Comment fonctionne un crédit hypothécaire sans apport ?

Le montage repose sur la mise en garantie d’une hypothèque sur un ou plusieurs biens :

  • jusqu’à 50–60 % de la valeur nette du bien déjà détenu ;
  • et, selon les cas, jusqu’à 50 % de la valeur du bien que vous achetez.

En combinant ces deux leviers, on peut couvrir 100 % du prix d’acquisition et les frais annexes, sans injecter d’épargne. L’éligibilité s’apprécie d’abord à l’aune de la qualité/valeur du patrimoine : détails sur qui peut faire un crédit hypothécaire. Les établissements qui financent réellement ce type d’opérations sont présentés sur banques – prêt hypothécaire et quelle banque fait des crédits hypothécaires ?.À retenir : l’obtention d’un crédit hypothécaire entraîne des frais (banque, intermédiair(e), notaire, expertise) d’environ 8,5 % du montant emprunté.

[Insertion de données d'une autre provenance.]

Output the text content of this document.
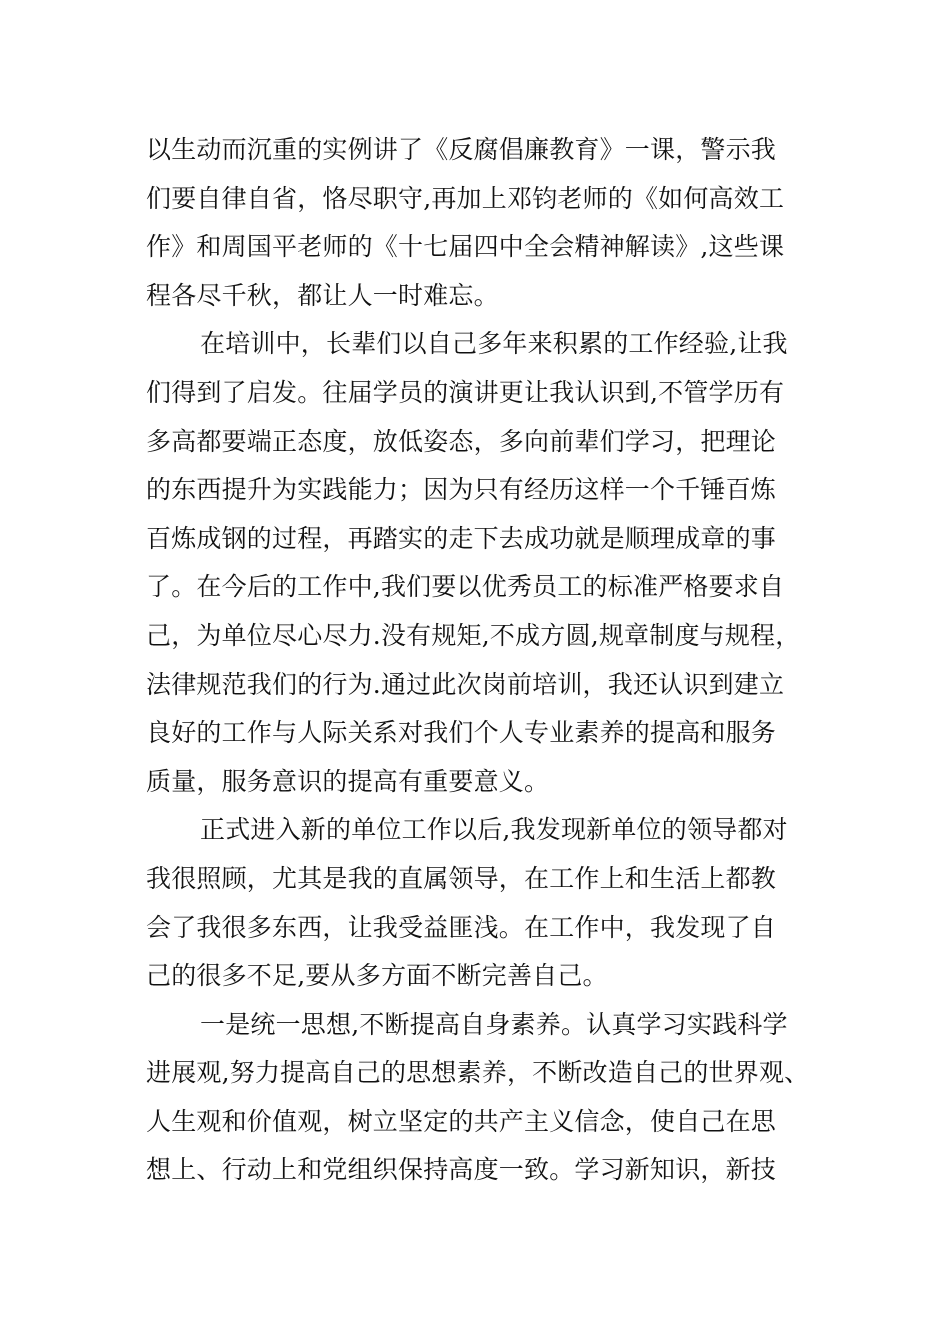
以生动而沉重的实例讲了《反腐倡廉教育》一课，警示我
们要自律自省，恪尽职守,再加上邓钧老师的《如何高效工
作》和周国平老师的《十七届四中全会精神解读》,这些课
程各尽千秋，都让人一时难忘。

在培训中，长辈们以自己多年来积累的工作经验,让我
们得到了启发。往届学员的演讲更让我认识到,不管学历有
多高都要端正态度，放低姿态，多向前辈们学习，把理论
的东西提升为实践能力；因为只有经历这样一个千锤百炼
百炼成钢的过程，再踏实的走下去成功就是顺理成章的事
了。在今后的工作中,我们要以优秀员工的标准严格要求自
己，为单位尽心尽力.没有规矩,不成方圆,规章制度与规程，
法律规范我们的行为.通过此次岗前培训，我还认识到建立
良好的工作与人际关系对我们个人专业素养的提高和服务
质量，服务意识的提高有重要意义。

正式进入新的单位工作以后,我发现新单位的领导都对
我很照顾，尤其是我的直属领导，在工作上和生活上都教
会了我很多东西，让我受益匪浅。在工作中，我发现了自
己的很多不足,要从多方面不断完善自己。

一是统一思想,不断提高自身素养。认真学习实践科学
进展观,努力提高自己的思想素养，不断改造自己的世界观、
人生观和价值观，树立坚定的共产主义信念，使自己在思
想上、行动上和党组织保持高度一致。学习新知识，新技
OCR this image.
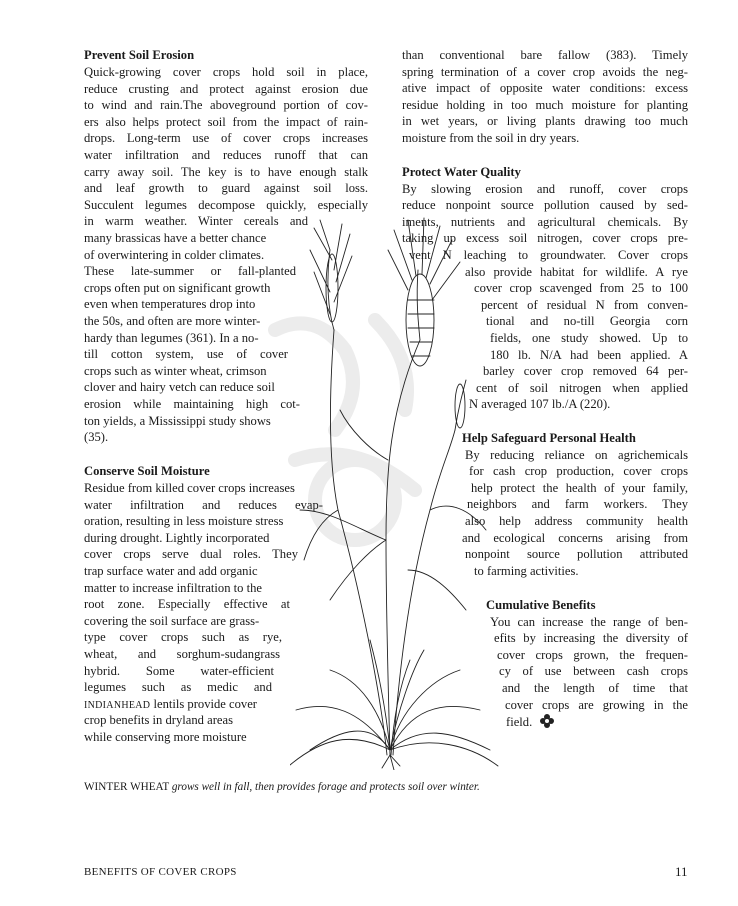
Prevent Soil Erosion
Quick-growing cover crops hold soil in place,
reduce crusting and protect against erosion due
to wind and rain.The aboveground portion of cov-
ers also helps protect soil from the impact of rain-
drops. Long-term use of cover crops increases
water infiltration and reduces runoff that can
carry away soil. The key is to have enough stalk
and leaf growth to guard against soil loss.
Succulent legumes decompose quickly, especially
in warm weather. Winter cereals and
many brassicas have a better chance
of overwintering in colder climates.
These late-summer or fall-planted
crops often put on significant growth
even when temperatures drop into
the 50s, and often are more winter-
hardy than legumes (361). In a no-
till cotton system, use of cover
crops such as winter wheat, crimson
clover and hairy vetch can reduce soil
erosion while maintaining high cot-
ton yields, a Mississippi study shows
(35).
Conserve Soil Moisture
Residue from killed cover crops increases
water infiltration and reduces evap-
oration, resulting in less moisture stress
during drought. Lightly incorporated
cover crops serve dual roles. They
trap surface water and add organic
matter to increase infiltration to the
root zone. Especially effective at
covering the soil surface are grass-
type cover crops such as rye,
wheat, and sorghum-sudangrass
hybrid. Some water-efficient
legumes such as medic and
INDIANHEAD lentils provide cover
crop benefits in dryland areas
while conserving more moisture
than conventional bare fallow (383). Timely
spring termination of a cover crop avoids the neg-
ative impact of opposite water conditions: excess
residue holding in too much moisture for planting
in wet years, or living plants drawing too much
moisture from the soil in dry years.
Protect Water Quality
By slowing erosion and runoff, cover crops
reduce nonpoint source pollution caused by sed-
iments, nutrients and agricultural chemicals. By
taking up excess soil nitrogen, cover crops pre-
vent N leaching to groundwater. Cover crops
also provide habitat for wildlife. A rye
cover crop scavenged from 25 to 100
percent of residual N from conven-
tional and no-till Georgia corn
fields, one study showed. Up to
180 lb. N/A had been applied. A
barley cover crop removed 64 per-
cent of soil nitrogen when applied
N averaged 107 lb./A (220).
Help Safeguard Personal Health
By reducing reliance on agrichemicals
for cash crop production, cover crops
help protect the health of your family,
neighbors and farm workers. They
also help address community health
and ecological concerns arising from
nonpoint source pollution attributed
to farming activities.
Cumulative Benefits
You can increase the range of ben-
efits by increasing the diversity of
cover crops grown, the frequen-
cy of use between cash crops
and the length of time that
cover crops are growing in the
field.
WINTER WHEAT grows well in fall, then provides forage and protects soil over winter.
BENEFITS OF COVER CROPS	11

Ce type de montage nécessite une analyse patrimoniale approfondie en amont. La valeur des biens mis en garantie, leur liquidité sur le marché et l’absence de charges ou de sûretés préexistantes jouent un rôle déterminant dans la faisabilité de l’opération. Plus le patrimoine est sain et clairement structuré, plus la combinaison des garanties permet d’atteindre un financement élevé, voire intégral.

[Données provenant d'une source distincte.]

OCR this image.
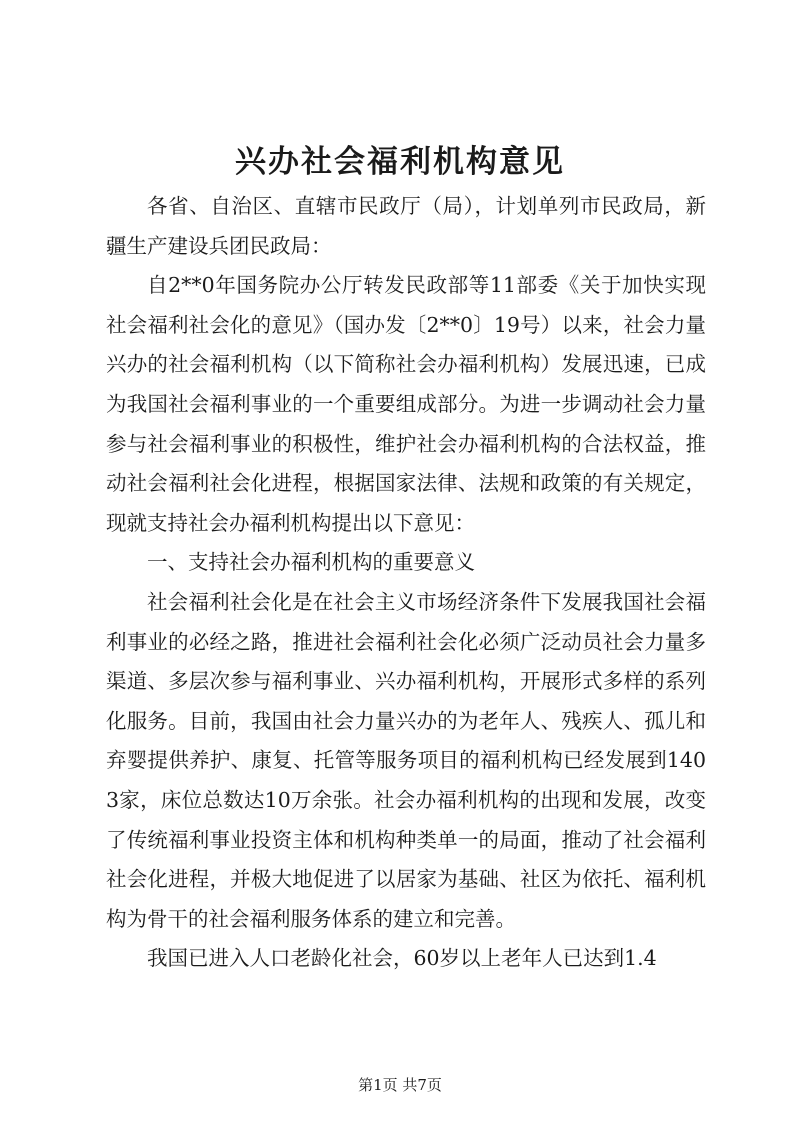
兴办社会福利机构意见

各省、自治区、直辖市民政厅（局），计划单列市民政局，新疆生产建设兵团民政局：

自2**0年国务院办公厅转发民政部等11部委《关于加快实现社会福利社会化的意见》（国办发〔2**0〕19号）以来，社会力量兴办的社会福利机构（以下简称社会办福利机构）发展迅速，已成为我国社会福利事业的一个重要组成部分。为进一步调动社会力量参与社会福利事业的积极性，维护社会办福利机构的合法权益，推动社会福利社会化进程，根据国家法律、法规和政策的有关规定，现就支持社会办福利机构提出以下意见：

一、支持社会办福利机构的重要意义

社会福利社会化是在社会主义市场经济条件下发展我国社会福利事业的必经之路，推进社会福利社会化必须广泛动员社会力量多渠道、多层次参与福利事业、兴办福利机构，开展形式多样的系列化服务。目前，我国由社会力量兴办的为老年人、残疾人、孤儿和弃婴提供养护、康复、托管等服务项目的福利机构已经发展到1403家，床位总数达10万余张。社会办福利机构的出现和发展，改变了传统福利事业投资主体和机构种类单一的局面，推动了社会福利社会化进程，并极大地促进了以居家为基础、社区为依托、福利机构为骨干的社会福利服务体系的建立和完善。

我国已进入人口老龄化社会，60岁以上老年人已达到1.4

第1页 共7页
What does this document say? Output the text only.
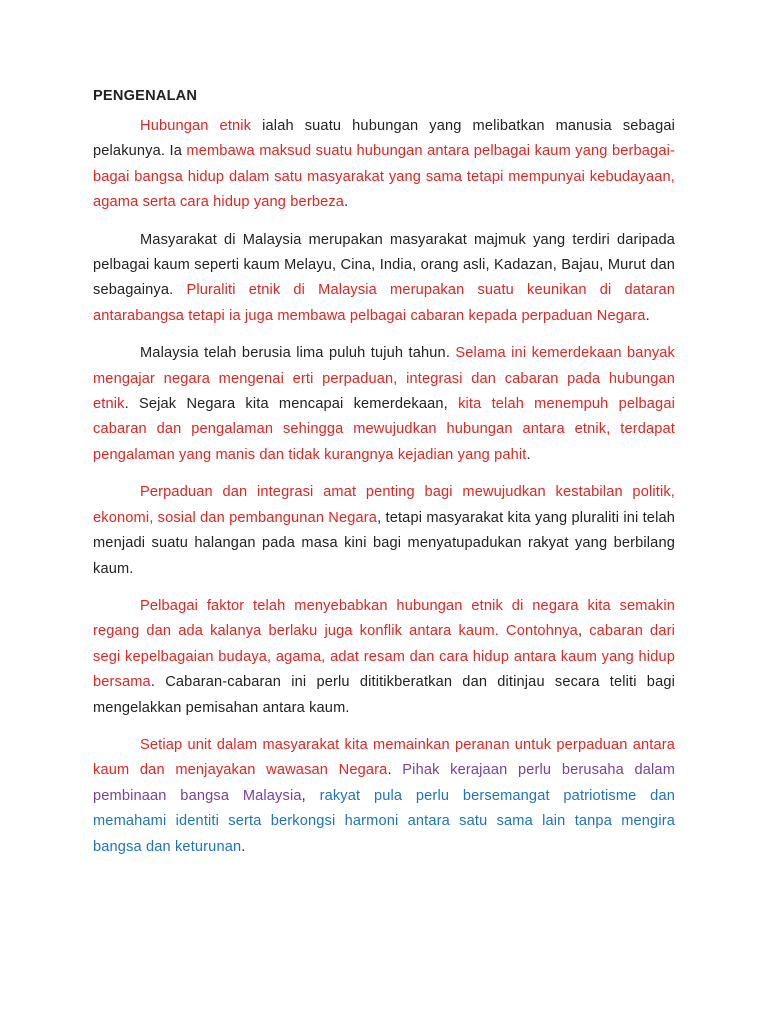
PENGENALAN

Hubungan etnik ialah suatu hubungan yang melibatkan manusia sebagai pelakunya. Ia membawa maksud suatu hubungan antara pelbagai kaum yang berbagai-bagai bangsa hidup dalam satu masyarakat yang sama tetapi mempunyai kebudayaan, agama serta cara hidup yang berbeza.

Masyarakat di Malaysia merupakan masyarakat majmuk yang terdiri daripada pelbagai kaum seperti kaum Melayu, Cina, India, orang asli, Kadazan, Bajau, Murut dan sebagainya. Pluraliti etnik di Malaysia merupakan suatu keunikan di dataran antarabangsa tetapi ia juga membawa pelbagai cabaran kepada perpaduan Negara.

Malaysia telah berusia lima puluh tujuh tahun. Selama ini kemerdekaan banyak mengajar negara mengenai erti perpaduan, integrasi dan cabaran pada hubungan etnik. Sejak Negara kita mencapai kemerdekaan, kita telah menempuh pelbagai cabaran dan pengalaman sehingga mewujudkan hubungan antara etnik, terdapat pengalaman yang manis dan tidak kurangnya kejadian yang pahit.

Perpaduan dan integrasi amat penting bagi mewujudkan kestabilan politik, ekonomi, sosial dan pembangunan Negara, tetapi masyarakat kita yang pluraliti ini telah menjadi suatu halangan pada masa kini bagi menyatupadukan rakyat yang berbilang kaum.

Pelbagai faktor telah menyebabkan hubungan etnik di negara kita semakin regang dan ada kalanya berlaku juga konflik antara kaum. Contohnya, cabaran dari segi kepelbagaian budaya, agama, adat resam dan cara hidup antara kaum yang hidup bersama. Cabaran-cabaran ini perlu dititikberatkan dan ditinjau secara teliti bagi mengelakkan pemisahan antara kaum.

Setiap unit dalam masyarakat kita memainkan peranan untuk perpaduan antara kaum dan menjayakan wawasan Negara. Pihak kerajaan perlu berusaha dalam pembinaan bangsa Malaysia, rakyat pula perlu bersemangat patriotisme dan memahami identiti serta berkongsi harmoni antara satu sama lain tanpa mengira bangsa dan keturunan.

L’intérêt principal du crédit hypothécaire sans apport réside dans la préservation de l’épargne. Celle-ci peut rester disponible pour faire face aux imprévus, financer des travaux ou soutenir un autre projet d’investissement. Cette approche est particulièrement pertinente pour les profils disposant d’un patrimoine immobilier conséquent mais souhaitant conserver une réserve de liquidités.

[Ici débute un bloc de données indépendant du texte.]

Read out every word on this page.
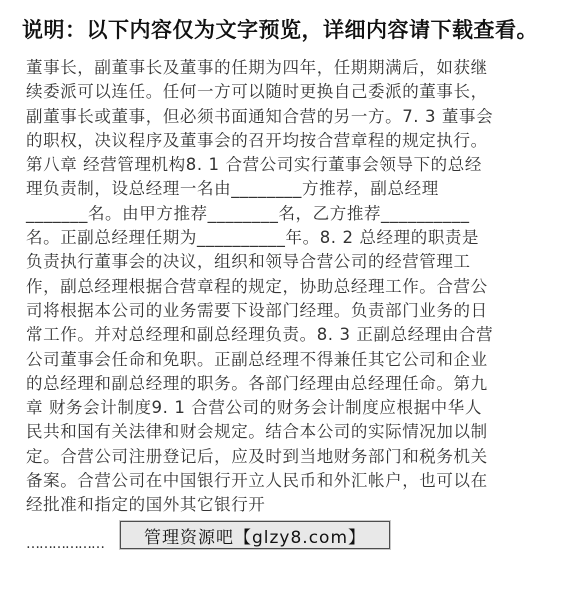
说明：以下内容仅为文字预览，详细内容请下载查看。
董事长，副董事长及董事的任期为四年，任期期满后，如获继
续委派可以连任。任何一方可以随时更换自己委派的董事长，
副董事长或董事，但必须书面通知合营的另一方。7. 3 董事会
的职权，决议程序及董事会的召开均按合营章程的规定执行。
第八章 经营管理机构8. 1 合营公司实行董事会领导下的总经
理负责制，设总经理一名由________方推荐，副总经理
_______名。由甲方推荐________名，乙方推荐__________
名。正副总经理任期为__________年。8. 2 总经理的职责是
负责执行董事会的决议，组织和领导合营公司的经营管理工
作，副总经理根据合营章程的规定，协助总经理工作。合营公
司将根据本公司的业务需要下设部门经理。负责部门业务的日
常工作。并对总经理和副总经理负责。8. 3 正副总经理由合营
公司董事会任命和免职。正副总经理不得兼任其它公司和企业
的总经理和副总经理的职务。各部门经理由总经理任命。第九
章 财务会计制度9. 1 合营公司的财务会计制度应根据中华人
民共和国有关法律和财会规定。结合本公司的实际情况加以制
定。合营公司注册登记后，应及时到当地财务部门和税务机关
备案。合营公司在中国银行开立人民币和外汇帐户，也可以在
经批准和指定的国外其它银行开
………………	管理资源吧【glzy8.com】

Il convient néanmoins d’intégrer ce montage dans une stratégie globale. La capacité de remboursement, la durée du prêt et l’articulation entre les différents actifs doivent être cohérentes afin d’éviter un déséquilibre à long terme. Accompagné par un spécialiste, le crédit hypothécaire sans apport devient ainsi un outil structuré, permettant de financer un projet ambitieux sans fragiliser la situation patrimoniale.


Les conditions-clés (standardisées pour 2026)

  • Montant emprunté : minimum 100 000 €.
  • Quotité : jusqu’à 60 % de la valeur, selon le bien et sa localisation.
  • Taux de marché (septembre 2025) : 5,5 %/an sur 25 ans en amortissable (référence interne PraxiFinance). Possibilité de crédit hypothécaire in fine jusqu’à 10 ans pour les multipropriétaires, et de crédit hypothécaire amortissable.
  • Assurance emprunteur : non exigée. Pas de limite d’âge stricte.
  • Checklist documents : pièces classiques + titres de propriété, évaluation, etc. : checklist prêt hypothécaire.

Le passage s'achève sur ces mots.